Balance Sheet The balance sheet has healed meaningfully from a stressed period. Equity moved from negative back to positive and has been building, which signals restored capital strength after prior losses. Overall assets have shrunk compared with earlier years, consistent with exiting unprofitable lines, while debt has stayed relatively modest and stable. Cash levels are steady rather than abundant, implying a reasonably controlled but not overly cushioned liquidity position. The key watchpoint is that the capital base is now rebuilt but still not oversized relative to the catastrophe‑heavy risks the company writes.


Cash Flow

Cash Flow Cash generation has turned a corner. For several years, operating cash flow was negative, reflecting loss‑making operations and cleanup of the legacy portfolio. More recently, operating and free cash flow flipped to clearly positive, and capital spending remains minimal. This points to a lean, service‑type insurer now generating cash rather than consuming it. The positive shift is a strong sign of underlying business health, but given the company’s exposure to large weather events, cash flow could still be lumpy from year to year.


Competitive Edge

Competitive Edge American Coastal has a clear niche: commercial residential properties in Florida, especially condo and homeowners associations. In that slice of the market it is a major player, which gives it deep local knowledge, strong broker relationships, and underwriting experience that many broader, national carriers may lack. Its long‑standing, exclusive partnership with AmRisc adds distribution reach, advanced risk models, and on‑the‑ground inspection capabilities, creating a moat that is hard to copy quickly. The flip side is heavy concentration in one catastrophe‑prone state and one product type, so competitive strength is balanced by geographic and regulatory risk.


Innovation and R&D

Innovation and R&D The company leans heavily on technology and data rather than large physical infrastructure. Its proprietary policy system built on a no‑code platform, combined with its Mosaic and Skyway underwriting portals, allows quick product changes and relatively low IT costs. Through AmRisc, it taps into proprietary risk models and systems that blend commercial catastrophe tools with in‑house analytics, plus newer AI‑enabled underwriting tools from partners like Kalepa.
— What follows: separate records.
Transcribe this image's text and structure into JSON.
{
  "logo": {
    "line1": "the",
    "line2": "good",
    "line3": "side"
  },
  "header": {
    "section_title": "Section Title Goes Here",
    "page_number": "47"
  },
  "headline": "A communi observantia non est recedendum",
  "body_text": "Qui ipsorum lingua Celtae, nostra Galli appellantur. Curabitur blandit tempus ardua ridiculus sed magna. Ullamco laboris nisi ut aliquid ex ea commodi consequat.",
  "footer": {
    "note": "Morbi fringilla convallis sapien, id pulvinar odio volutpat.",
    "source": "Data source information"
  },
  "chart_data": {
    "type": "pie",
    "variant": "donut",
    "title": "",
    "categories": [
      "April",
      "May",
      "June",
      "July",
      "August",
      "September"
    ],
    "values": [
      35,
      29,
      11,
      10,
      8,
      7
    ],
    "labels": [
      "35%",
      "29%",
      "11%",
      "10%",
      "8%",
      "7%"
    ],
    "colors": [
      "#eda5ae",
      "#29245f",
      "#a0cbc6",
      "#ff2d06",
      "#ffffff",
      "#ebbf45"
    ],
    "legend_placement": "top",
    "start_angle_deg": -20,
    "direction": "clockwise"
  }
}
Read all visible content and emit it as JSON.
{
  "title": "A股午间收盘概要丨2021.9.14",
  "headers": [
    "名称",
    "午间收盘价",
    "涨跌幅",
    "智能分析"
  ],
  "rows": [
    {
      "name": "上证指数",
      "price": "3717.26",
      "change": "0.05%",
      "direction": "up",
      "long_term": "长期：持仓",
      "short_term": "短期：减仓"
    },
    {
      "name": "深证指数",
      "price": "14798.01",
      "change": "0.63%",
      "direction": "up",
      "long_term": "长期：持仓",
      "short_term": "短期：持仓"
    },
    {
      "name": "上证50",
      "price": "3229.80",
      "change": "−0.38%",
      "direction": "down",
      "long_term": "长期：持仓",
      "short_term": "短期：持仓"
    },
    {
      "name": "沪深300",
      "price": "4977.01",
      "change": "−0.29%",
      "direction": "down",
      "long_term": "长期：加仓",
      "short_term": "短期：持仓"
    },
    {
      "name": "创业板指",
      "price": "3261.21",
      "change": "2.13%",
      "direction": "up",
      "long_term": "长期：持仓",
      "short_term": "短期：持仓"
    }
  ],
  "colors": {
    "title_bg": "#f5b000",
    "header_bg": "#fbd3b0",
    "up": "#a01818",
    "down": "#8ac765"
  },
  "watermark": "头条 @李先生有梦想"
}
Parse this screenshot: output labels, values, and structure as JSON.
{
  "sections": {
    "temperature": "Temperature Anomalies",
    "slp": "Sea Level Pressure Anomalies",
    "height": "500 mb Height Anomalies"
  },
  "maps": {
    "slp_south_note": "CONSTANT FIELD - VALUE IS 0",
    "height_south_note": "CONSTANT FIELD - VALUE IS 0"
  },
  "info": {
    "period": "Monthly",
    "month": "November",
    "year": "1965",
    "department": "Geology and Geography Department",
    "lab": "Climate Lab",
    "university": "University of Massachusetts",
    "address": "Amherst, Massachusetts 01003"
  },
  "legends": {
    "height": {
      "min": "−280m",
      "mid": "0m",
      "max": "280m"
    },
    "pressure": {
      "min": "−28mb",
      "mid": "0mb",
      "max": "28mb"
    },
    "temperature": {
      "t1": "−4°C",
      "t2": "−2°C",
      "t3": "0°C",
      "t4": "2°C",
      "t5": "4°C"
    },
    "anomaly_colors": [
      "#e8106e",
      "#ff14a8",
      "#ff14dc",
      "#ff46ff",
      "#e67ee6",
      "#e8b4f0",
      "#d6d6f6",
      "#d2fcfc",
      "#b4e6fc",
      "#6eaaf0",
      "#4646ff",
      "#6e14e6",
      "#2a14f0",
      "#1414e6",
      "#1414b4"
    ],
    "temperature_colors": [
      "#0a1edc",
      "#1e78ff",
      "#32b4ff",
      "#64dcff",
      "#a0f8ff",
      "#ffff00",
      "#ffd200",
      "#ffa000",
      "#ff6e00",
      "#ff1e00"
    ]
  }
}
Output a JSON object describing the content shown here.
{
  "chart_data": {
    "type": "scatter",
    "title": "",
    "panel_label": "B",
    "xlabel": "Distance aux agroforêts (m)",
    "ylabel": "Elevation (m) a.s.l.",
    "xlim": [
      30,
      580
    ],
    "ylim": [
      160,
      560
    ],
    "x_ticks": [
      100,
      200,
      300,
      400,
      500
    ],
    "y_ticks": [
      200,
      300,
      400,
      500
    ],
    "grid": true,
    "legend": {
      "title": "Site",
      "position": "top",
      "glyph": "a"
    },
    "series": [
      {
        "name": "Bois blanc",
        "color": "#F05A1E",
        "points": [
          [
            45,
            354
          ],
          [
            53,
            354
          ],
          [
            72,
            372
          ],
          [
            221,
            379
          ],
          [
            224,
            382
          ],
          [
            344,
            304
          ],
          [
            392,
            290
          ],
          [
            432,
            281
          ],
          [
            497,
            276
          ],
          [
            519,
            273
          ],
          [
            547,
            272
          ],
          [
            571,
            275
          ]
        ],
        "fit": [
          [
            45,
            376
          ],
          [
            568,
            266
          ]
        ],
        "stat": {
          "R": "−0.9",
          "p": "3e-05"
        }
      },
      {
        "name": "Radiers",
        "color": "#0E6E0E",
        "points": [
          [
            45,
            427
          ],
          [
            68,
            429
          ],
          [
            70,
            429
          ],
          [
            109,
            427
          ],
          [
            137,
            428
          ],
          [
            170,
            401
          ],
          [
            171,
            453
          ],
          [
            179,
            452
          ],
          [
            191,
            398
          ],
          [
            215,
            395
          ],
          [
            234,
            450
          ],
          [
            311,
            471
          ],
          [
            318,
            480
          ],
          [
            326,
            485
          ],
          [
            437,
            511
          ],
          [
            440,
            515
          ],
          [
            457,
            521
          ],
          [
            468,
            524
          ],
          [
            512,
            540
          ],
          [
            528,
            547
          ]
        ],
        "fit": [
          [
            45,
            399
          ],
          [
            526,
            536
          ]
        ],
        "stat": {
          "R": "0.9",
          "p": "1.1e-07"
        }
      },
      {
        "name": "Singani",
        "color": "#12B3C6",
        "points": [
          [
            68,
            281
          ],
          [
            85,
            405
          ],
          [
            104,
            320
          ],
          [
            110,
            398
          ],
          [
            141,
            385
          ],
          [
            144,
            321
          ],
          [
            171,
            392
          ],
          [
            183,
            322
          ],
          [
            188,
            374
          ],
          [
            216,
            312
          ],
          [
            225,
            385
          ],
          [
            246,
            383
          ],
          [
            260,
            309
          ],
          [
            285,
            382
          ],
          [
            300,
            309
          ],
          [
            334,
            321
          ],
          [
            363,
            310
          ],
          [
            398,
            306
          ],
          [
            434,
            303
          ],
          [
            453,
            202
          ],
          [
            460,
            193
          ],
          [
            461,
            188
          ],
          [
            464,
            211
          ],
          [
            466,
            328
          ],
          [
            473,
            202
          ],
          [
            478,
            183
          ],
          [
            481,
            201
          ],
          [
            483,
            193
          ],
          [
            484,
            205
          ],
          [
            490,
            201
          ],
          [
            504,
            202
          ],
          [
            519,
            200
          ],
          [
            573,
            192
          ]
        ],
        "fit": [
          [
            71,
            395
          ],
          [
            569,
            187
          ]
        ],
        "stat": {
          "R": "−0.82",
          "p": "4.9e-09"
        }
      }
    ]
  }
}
This tech stack supports more precise pricing, better risk selection, and potentially faster scaling into adjacent niches such as apartment properties, though the payoff depends on continued disciplined use of these tools rather than just owning them.


Summary

Overall, American Coastal looks like a company that shrank to strength: it exited weaker lines, rebuilt its balance sheet, and refocused on a specialized, higher‑margin niche. Profitability and cash flow have improved sharply, and capital is back in positive territory, pointing to a successful turnaround. Its competitive edge rests on specialization in Florida condo and association risks, long‑term exclusive partnerships, and a fairly sophisticated technology and analytics platform. The main risks are the concentration in a single, hurricane‑exposed state, dependence on reinsurance markets and regulation, and the inherently volatile nature of catastrophe insurance. Interpreted together, the story is of a leaner, more disciplined insurer with meaningful strengths but still exposed to event‑driven swings and a complex operating environment.